Beschwerde gegen Nichtentscheidung des PKH-Antrags als unzulässig verworfen
KI-Zusammenfassung
Die Klägerin beanstandete die Nichtentscheidung ihres Antrags auf Prozesskostenhilfe im erstinstanzlichen Verfahren. Das Oberverwaltungsgericht verwarf die Beschwerde als unzulässig, da das Rechtsinstitut der Untätigkeitsbeschwerde seit dem Gesetzesstand vom 3.12.2011 keinen Raum mehr hat. Die Klägerin trägt die Kosten des Beschwerdeverfahrens; der Beschluss ist unanfechtbar.

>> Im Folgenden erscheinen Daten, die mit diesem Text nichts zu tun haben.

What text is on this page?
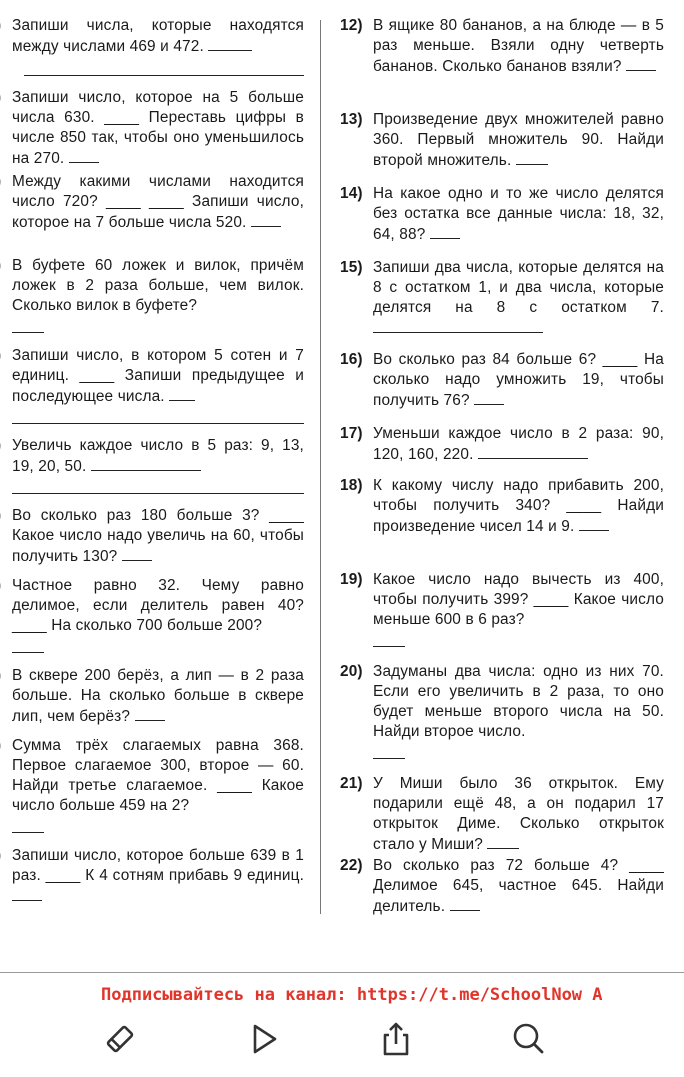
Запиши числа, которые находятся между числами 469 и 472.
Запиши число, которое на 5 больше числа 630. ____ Переставь цифры в числе 850 так, чтобы оно уменьшилось на 270.
Между какими числами находится число 720? ____ ____ Запиши число, которое на 7 больше числа 520.
В буфете 60 ложек и вилок, причём ложек в 2 раза больше, чем вилок. Сколько вилок в буфете?
Запиши число, в котором 5 сотен и 7 единиц. ____ Запиши предыдущее и последующее числа.
Увеличь каждое число в 5 раз: 9, 13, 19, 20, 50.
Во сколько раз 180 больше 3? ____ Какое число надо увеличь на 60, чтобы получить 130?
Частное равно 32. Чему равно делимое, если делитель равен 40? ____ На сколько 700 больше 200?
В сквере 200 берёз, а лип — в 2 раза больше. На сколько больше в сквере лип, чем берёз?
Сумма трёх слагаемых равна 368. Первое слагаемое 300, второе — 60. Найди третье слагаемое. ____ Какое число больше 459 на 2?
Запиши число, которое больше 639 в 1 раз. ____ К 4 сотням прибавь 9 единиц.
12) В ящике 80 бананов, а на блюде — в 5 раз меньше. Взяли одну четверть бананов. Сколько бананов взяли?
13) Произведение двух множителей равно 360. Первый множитель 90. Найди второй множитель.
14) На какое одно и то же число делятся без остатка все данные числа: 18, 32, 64, 88?
15) Запиши два числа, которые делятся на 8 с остатком 1, и два числа, которые делятся на 8 с остатком 7.
16) Во сколько раз 84 больше 6? ____ На сколько надо умножить 19, чтобы получить 76?
17) Уменьши каждое число в 2 раза: 90, 120, 160, 220.
18) К какому числу надо прибавить 200, чтобы получить 340? ____ Найди произведение чисел 14 и 9.
19) Какое число надо вычесть из 400, чтобы получить 399? ____ Какое число меньше 600 в 6 раз?
20) Задуманы два числа: одно из них 70. Если его увеличить в 2 раза, то оно будет меньше второго числа на 50. Найди второе число.
21) У Миши было 36 открыток. Ему подарили ещё 48, а он подарил 17 открыток Диме. Сколько открыток стало у Миши?
22) Во сколько раз 72 больше 4? ____ Делимое 645, частное 645. Найди делитель.
Подписывайтесь на канал: https://t.me/SchoolNow A
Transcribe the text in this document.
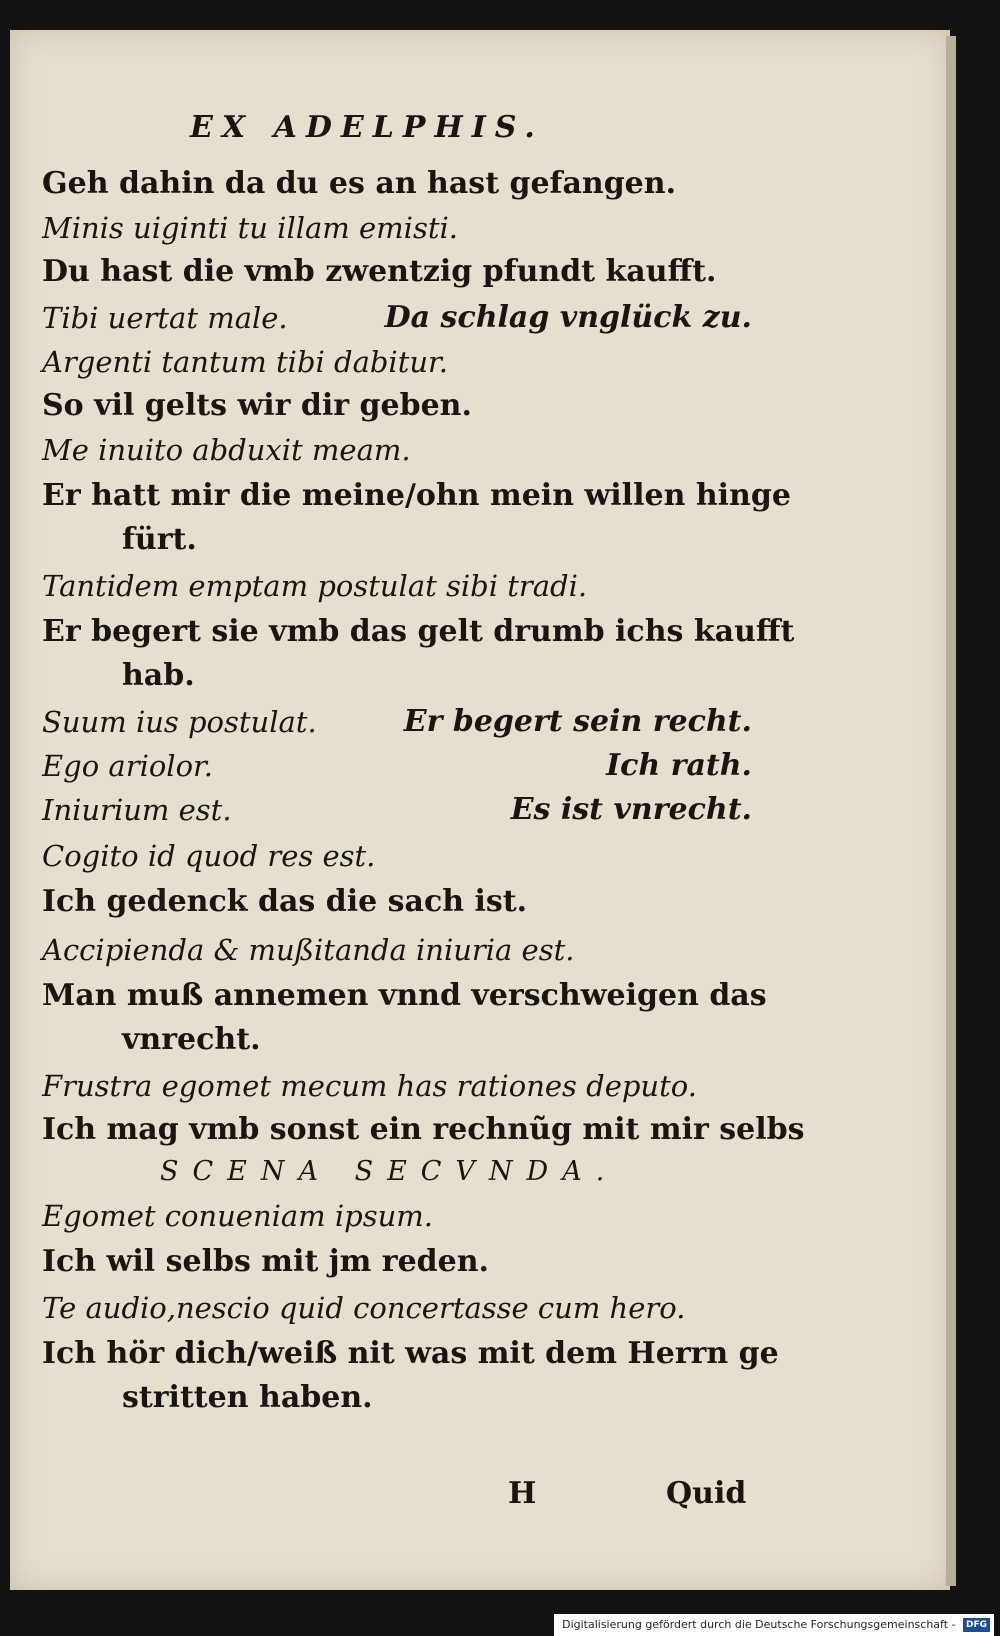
EX ADELPHIS.
Geh dahin da du es an hast gefangen.
Minis uiginti tu illam emisti.
Du hast die vmb zwentzig pfundt kaufft.
Tibi uertat male.	Da schlag vnglück zu.
Argenti tantum tibi dabitur.
So vil gelts wir dir geben.
Me inuito abduxit meam.
Er hatt mir die meine/ohn mein willen hinge
fürt.
Tantidem emptam postulat sibi tradi.
Er begert sie vmb das gelt drumb ichs kaufft
hab.
Suum ius postulat.	Er begert sein recht.
Ego ariolor.	Ich rath.
Iniurium est.	Es ist vnrecht.
Cogito id quod res est.
Ich gedenck das die sach ist.
Accipienda & mußitanda iniuria est.
Man muß annemen vnnd verschweigen das
vnrecht.
Frustra egomet mecum has rationes deputo.
Ich mag vmb sonst ein rechnũg mit mir selbs
SCENA SECVNDA.
Egomet conueniam ipsum.
Ich wil selbs mit jm reden.
Te audio,nescio quid concertasse cum hero.
Ich hör dich/weiß nit was mit dem Herrn ge
stritten haben.
H	Quid
Digitalisierung gefördert durch die Deutsche Forschungsgemeinschaft - DFG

Ausgang: Beschwerde gegen die Nichtentscheidung des PKH-Antrags als unzulässig verworfen
Abstrakte Rechtssätze
Seit Inkrafttreten des Gesetzes über den Rechtsschutz bei überlangen Gerichtsverfahren und strafrechtlichen Ermittlungsverfahren (03.12.2011) ist die Untätigkeitsbeschwerde nicht mehr statthaft.
Eine Beschwerde gegen die Nichtentscheidung eines PKH-Antrags ist unzulässig, wenn der Rechtsbehelf der Untätigkeitsbeschwerde nicht zur Verfügung steht.

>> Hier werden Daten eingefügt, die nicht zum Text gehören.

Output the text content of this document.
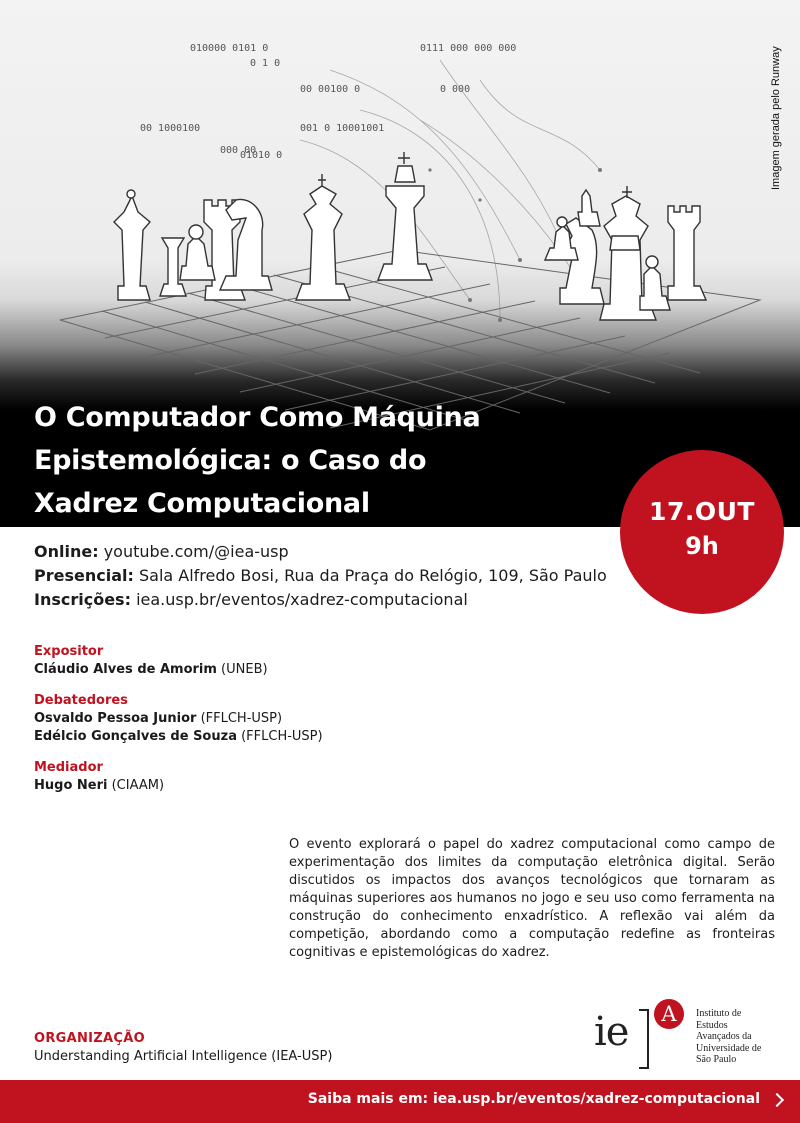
010000 0101 0
0 1 0
0111 000 000 000
00 00100 0	0 000
00 1000100	001 0 10001001
000 00
01010 0	Imagem gerada pelo Runway
O Computador Como Máquina
Epistemológica: o Caso do
Xadrez Computacional	17.OUT
9h
Online: youtube.com/@iea-usp
Presencial: Sala Alfredo Bosi, Rua da Praça do Relógio, 109, São Paulo
Inscrições: iea.usp.br/eventos/xadrez-computacional
Expositor
Cláudio Alves de Amorim (UNEB)
Debatedores
Osvaldo Pessoa Junior (FFLCH-USP)
Edélcio Gonçalves de Souza (FFLCH-USP)
Mediador
Hugo Neri (CIAAM)

O evento explorará o papel do xadrez computacional como campo de experimentação dos limites da computação eletrônica digital. Serão discutidos os impactos dos avanços tecnológicos que tornaram as máquinas superiores aos humanos no jogo e seu uso como ferramenta na construção do conhecimento enxadrístico. A reflexão vai além da competição, abordando como a computação redefine as fronteiras cognitivas e epistemológicas do xadrez.

ORGANIZAÇÃO
Understanding Artificial Intelligence (IEA-USP)
ie	A	Instituto de
Estudos
Avançados da
Universidade de
São Paulo
Saiba mais em: iea.usp.br/eventos/xadrez-computacional
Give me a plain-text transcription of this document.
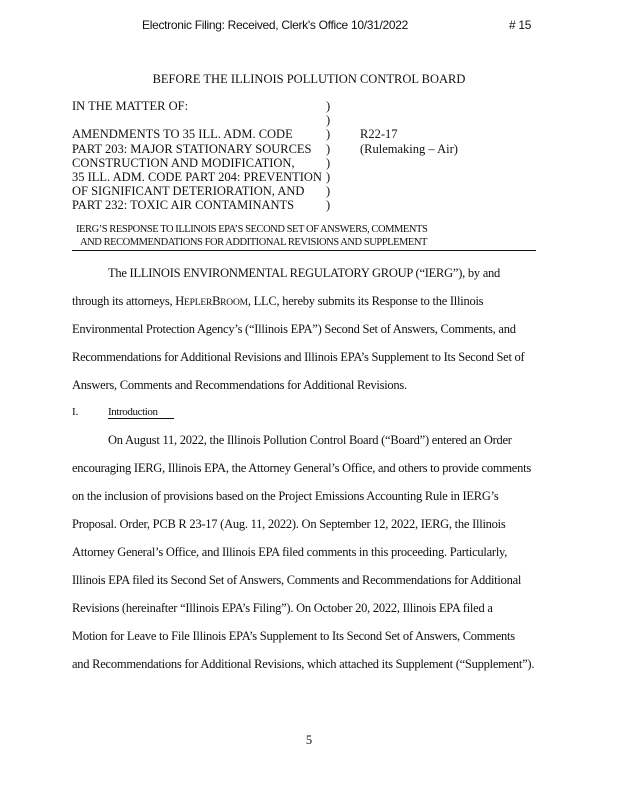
Electronic Filing: Received, Clerk's Office 10/31/2022	# 15
BEFORE THE ILLINOIS POLLUTION CONTROL BOARD
IN THE MATTER OF:
AMENDMENTS TO 35 ILL. ADM. CODE
PART 203: MAJOR STATIONARY SOURCES
CONSTRUCTION AND MODIFICATION,
35 ILL. ADM. CODE PART 204: PREVENTION
OF SIGNIFICANT DETERIORATION, AND
PART 232: TOXIC AIR CONTAMINANTS
)
)
)
)
)
)
)
)
R22-17
(Rulemaking – Air)
IERG’S RESPONSE TO ILLINOIS EPA’S SECOND SET OF ANSWERS, COMMENTS
AND RECOMMENDATIONS FOR ADDITIONAL REVISIONS AND SUPPLEMENT
The ILLINOIS ENVIRONMENTAL REGULATORY GROUP (“IERG”), by and
through its attorneys, HEPLERBROOM, LLC, hereby submits its Response to the Illinois
Environmental Protection Agency’s (“Illinois EPA”) Second Set of Answers, Comments, and
Recommendations for Additional Revisions and Illinois EPA’s Supplement to Its Second Set of
Answers, Comments and Recommendations for Additional Revisions.
I.	Introduction
On August 11, 2022, the Illinois Pollution Control Board (“Board”) entered an Order
encouraging IERG, Illinois EPA, the Attorney General’s Office, and others to provide comments
on the inclusion of provisions based on the Project Emissions Accounting Rule in IERG’s
Proposal. Order, PCB R 23-17 (Aug. 11, 2022). On September 12, 2022, IERG, the Illinois
Attorney General’s Office, and Illinois EPA filed comments in this proceeding. Particularly,
Illinois EPA filed its Second Set of Answers, Comments and Recommendations for Additional
Revisions (hereinafter “Illinois EPA’s Filing”). On October 20, 2022, Illinois EPA filed a
Motion for Leave to File Illinois EPA’s Supplement to Its Second Set of Answers, Comments
and Recommendations for Additional Revisions, which attached its Supplement (“Supplement”).
5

Die Kostenentscheidung in Beschwerdeverfahren richtet sich nach §§ 154 Abs. 2, 166 VwGO i.V.m. § 127 Abs. 4 ZPO.
Beschlüsse nach § 152 Abs. 1 VwGO sind unanfechtbar.
Zitiert von (4)
4 zustimmend
Vorinstanzen
Verwaltungsgericht Köln, 11 K 5248/19
Leitsatz
Seit dem Inkrafttreten des Gesetzes über den Rechtsschutz bei überlangen Gerichtsverfahren und strafrechtlichen Ermittlungsverfahren vom 24. November 2011 (BGBl. I S. 2302) am 3. Dezember 2011 ist für das von der Rechtsprechung entwickelte Institut der Untätigkeitsbeschwerde kein Raum mehr.
Tenor
Die Beschwerde wird als unzulässig verworfen.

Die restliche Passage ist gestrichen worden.